Welcome Back-to-School: preparing for the undefined.
Teaching has always been a difficult job and the current working conditions are driving many to choose different professions. In addition to these well-documented issues, there is another reason that teaching is particularly difficult right now.
In many ways teaching is the ultimate delayed-gratification profession, as you often don’t know your full impact on your students until years later. Even though you don’t always see the immediate fruits of your labor you press forward, knowing that you can’t go wrong if you are doing your best to help your students be “prepared for the future”. It’s this future-orientated thinking that makes teaching particularly difficult right now.
We have always known that the future is unpredictable, but over the last few hundred years teachers have had a general sense of what they are preparing students for. In one era it was for religious virtue, in a later era it was for work in a factory, and most recently it has been for college and career. Although “college and career” sound like stable institutions, they are proving rather unstable at the moment. Since 2016, 91 private colleges have closed or merged and the recent advances in AI have raised all kinds of questions about not just the general “ what is the future of work?”, but the much more personal “Will AI take my job?” We’ve already seen this type of anxiety with our students, as they start to question what type of jobs could be left for them 20 years from now, when we’ve gone from Chat GTP 4 to Chat GTP 40.

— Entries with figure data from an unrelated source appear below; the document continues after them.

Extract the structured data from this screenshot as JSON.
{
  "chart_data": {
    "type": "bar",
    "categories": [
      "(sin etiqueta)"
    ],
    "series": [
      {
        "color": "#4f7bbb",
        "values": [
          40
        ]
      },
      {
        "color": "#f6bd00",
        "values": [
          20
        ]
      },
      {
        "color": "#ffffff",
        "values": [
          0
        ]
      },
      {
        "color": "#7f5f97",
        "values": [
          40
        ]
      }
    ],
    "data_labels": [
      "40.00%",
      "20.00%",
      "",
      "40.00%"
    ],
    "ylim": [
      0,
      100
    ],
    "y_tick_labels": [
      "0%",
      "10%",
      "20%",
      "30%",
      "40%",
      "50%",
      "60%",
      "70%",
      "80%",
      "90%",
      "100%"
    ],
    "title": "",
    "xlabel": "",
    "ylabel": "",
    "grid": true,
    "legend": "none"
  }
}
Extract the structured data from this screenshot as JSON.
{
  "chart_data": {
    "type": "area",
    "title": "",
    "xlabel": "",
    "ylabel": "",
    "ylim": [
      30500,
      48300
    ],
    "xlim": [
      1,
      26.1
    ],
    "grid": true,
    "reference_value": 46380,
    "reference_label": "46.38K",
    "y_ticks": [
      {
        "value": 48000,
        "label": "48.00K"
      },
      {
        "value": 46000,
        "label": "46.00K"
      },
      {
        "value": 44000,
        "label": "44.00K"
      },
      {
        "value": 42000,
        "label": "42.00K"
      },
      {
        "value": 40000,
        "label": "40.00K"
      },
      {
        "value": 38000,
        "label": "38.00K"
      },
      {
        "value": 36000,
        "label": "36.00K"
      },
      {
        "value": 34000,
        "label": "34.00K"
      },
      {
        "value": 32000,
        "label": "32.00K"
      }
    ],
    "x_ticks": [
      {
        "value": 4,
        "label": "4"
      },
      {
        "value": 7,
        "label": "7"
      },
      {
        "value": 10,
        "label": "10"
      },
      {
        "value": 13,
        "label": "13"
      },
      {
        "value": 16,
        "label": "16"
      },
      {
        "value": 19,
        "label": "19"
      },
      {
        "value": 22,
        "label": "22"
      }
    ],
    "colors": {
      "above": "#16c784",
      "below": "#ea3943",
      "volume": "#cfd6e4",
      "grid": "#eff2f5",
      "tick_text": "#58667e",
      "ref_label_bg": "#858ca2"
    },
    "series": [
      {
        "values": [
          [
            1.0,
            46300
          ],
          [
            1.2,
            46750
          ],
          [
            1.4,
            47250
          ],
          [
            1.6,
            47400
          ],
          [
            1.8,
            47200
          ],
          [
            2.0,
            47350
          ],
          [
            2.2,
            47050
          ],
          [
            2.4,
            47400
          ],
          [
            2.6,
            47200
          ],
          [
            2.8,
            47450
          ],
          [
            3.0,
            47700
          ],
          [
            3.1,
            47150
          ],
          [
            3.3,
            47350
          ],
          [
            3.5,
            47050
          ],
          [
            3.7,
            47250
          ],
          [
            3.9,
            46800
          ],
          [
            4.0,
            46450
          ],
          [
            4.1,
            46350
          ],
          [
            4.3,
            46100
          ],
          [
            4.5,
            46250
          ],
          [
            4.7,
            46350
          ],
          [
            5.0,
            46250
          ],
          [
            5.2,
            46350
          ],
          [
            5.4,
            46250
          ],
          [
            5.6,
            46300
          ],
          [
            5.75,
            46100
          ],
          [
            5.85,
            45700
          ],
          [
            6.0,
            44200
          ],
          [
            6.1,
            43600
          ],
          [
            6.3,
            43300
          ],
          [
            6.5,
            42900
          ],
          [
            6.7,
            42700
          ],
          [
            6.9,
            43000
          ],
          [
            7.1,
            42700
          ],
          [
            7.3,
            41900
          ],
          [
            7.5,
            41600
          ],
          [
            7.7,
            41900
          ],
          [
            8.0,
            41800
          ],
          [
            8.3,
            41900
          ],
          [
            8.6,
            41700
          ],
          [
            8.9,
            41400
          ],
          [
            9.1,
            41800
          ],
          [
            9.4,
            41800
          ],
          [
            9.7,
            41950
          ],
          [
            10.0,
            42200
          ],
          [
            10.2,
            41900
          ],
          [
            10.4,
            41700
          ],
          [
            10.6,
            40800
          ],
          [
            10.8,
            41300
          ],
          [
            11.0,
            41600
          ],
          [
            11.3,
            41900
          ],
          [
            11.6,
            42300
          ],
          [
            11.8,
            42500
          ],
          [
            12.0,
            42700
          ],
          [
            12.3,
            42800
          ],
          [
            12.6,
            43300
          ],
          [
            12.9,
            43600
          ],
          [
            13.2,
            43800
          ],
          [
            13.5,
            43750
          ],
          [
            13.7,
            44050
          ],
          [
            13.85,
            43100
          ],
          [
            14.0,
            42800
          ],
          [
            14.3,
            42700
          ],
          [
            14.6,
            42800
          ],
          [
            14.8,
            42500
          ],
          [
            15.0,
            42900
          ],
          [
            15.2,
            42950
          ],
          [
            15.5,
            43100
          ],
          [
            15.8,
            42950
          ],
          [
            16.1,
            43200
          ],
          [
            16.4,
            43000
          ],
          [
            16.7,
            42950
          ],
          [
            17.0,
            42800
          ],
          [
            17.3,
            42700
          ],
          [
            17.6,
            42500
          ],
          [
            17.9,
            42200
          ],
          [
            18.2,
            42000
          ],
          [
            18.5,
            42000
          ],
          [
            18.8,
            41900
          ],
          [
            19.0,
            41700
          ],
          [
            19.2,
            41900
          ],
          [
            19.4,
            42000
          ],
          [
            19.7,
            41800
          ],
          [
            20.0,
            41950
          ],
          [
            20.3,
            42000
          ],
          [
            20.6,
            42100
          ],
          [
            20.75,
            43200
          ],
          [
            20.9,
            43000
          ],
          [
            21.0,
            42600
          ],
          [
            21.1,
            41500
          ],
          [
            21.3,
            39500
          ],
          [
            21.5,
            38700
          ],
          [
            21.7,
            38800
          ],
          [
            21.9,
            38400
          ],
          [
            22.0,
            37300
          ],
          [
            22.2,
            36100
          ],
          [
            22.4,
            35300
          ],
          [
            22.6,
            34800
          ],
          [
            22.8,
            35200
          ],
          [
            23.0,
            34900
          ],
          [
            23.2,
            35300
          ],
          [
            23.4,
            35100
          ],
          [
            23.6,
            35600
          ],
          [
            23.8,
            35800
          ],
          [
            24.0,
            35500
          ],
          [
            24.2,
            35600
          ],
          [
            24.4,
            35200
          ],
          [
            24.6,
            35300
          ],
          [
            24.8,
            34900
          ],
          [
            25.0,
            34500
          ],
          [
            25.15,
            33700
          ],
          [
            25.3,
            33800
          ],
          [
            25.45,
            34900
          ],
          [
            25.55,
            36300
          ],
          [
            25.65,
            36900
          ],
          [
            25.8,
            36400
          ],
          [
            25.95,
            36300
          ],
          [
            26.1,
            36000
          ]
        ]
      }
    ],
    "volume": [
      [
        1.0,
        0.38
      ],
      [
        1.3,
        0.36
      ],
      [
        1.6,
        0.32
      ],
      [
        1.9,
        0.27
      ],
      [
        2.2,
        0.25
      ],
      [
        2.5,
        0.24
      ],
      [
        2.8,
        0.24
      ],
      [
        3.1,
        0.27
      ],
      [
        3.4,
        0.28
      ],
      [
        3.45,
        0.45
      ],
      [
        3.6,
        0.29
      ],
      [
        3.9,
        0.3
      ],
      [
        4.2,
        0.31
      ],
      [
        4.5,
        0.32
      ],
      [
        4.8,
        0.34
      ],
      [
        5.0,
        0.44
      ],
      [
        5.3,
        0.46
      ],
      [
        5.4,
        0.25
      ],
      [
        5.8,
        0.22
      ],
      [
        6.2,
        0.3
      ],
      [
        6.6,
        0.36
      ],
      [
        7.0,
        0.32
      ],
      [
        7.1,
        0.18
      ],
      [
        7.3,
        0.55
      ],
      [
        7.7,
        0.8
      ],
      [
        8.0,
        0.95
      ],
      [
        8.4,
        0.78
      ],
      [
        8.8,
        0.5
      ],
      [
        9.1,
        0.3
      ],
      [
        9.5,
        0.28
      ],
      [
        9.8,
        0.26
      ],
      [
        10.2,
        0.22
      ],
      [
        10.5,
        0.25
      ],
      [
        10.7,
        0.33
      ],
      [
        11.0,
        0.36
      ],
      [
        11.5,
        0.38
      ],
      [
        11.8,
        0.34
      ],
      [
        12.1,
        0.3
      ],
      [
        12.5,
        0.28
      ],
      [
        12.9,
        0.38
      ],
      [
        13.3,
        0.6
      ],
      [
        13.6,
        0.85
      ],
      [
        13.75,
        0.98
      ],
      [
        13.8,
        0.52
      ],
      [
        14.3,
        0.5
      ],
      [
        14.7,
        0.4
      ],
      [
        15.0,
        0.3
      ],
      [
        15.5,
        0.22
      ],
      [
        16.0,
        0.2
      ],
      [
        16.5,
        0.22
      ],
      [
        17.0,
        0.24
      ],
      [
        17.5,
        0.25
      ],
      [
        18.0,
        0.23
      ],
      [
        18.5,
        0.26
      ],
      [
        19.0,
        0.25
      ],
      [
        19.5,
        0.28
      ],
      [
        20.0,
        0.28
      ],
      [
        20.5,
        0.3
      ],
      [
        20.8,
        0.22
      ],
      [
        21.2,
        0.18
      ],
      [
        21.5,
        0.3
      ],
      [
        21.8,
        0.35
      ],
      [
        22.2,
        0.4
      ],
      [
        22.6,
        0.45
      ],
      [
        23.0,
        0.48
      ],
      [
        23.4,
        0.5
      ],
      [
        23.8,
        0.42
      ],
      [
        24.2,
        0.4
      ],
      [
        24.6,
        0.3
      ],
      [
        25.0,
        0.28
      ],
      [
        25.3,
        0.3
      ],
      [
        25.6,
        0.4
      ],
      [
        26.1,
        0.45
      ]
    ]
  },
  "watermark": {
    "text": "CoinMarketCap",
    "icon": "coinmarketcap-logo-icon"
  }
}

I recently attended a conference where Sam Altman was one of the speakers and he was asked “What should be people be learning now?” His response was ‘people should prepare themselves for a high rate of change, learn how to learn quickly, learn to be adaptive and learn to be resilient’. These are not the traditional outcomes of the K-12 education system.
It’s against this back drop that we head back-to-school and look forward to embracing the ambiguity layered into the question of “How do we prepare students for the future?” It is also going to take a lot of work to try to figure this out, so if it seems as if Design Tech’s innovation program and the staff of Design Tech @ Oracle and Design Tech @ Rancho Cordova have something extra on their mind, this might be why.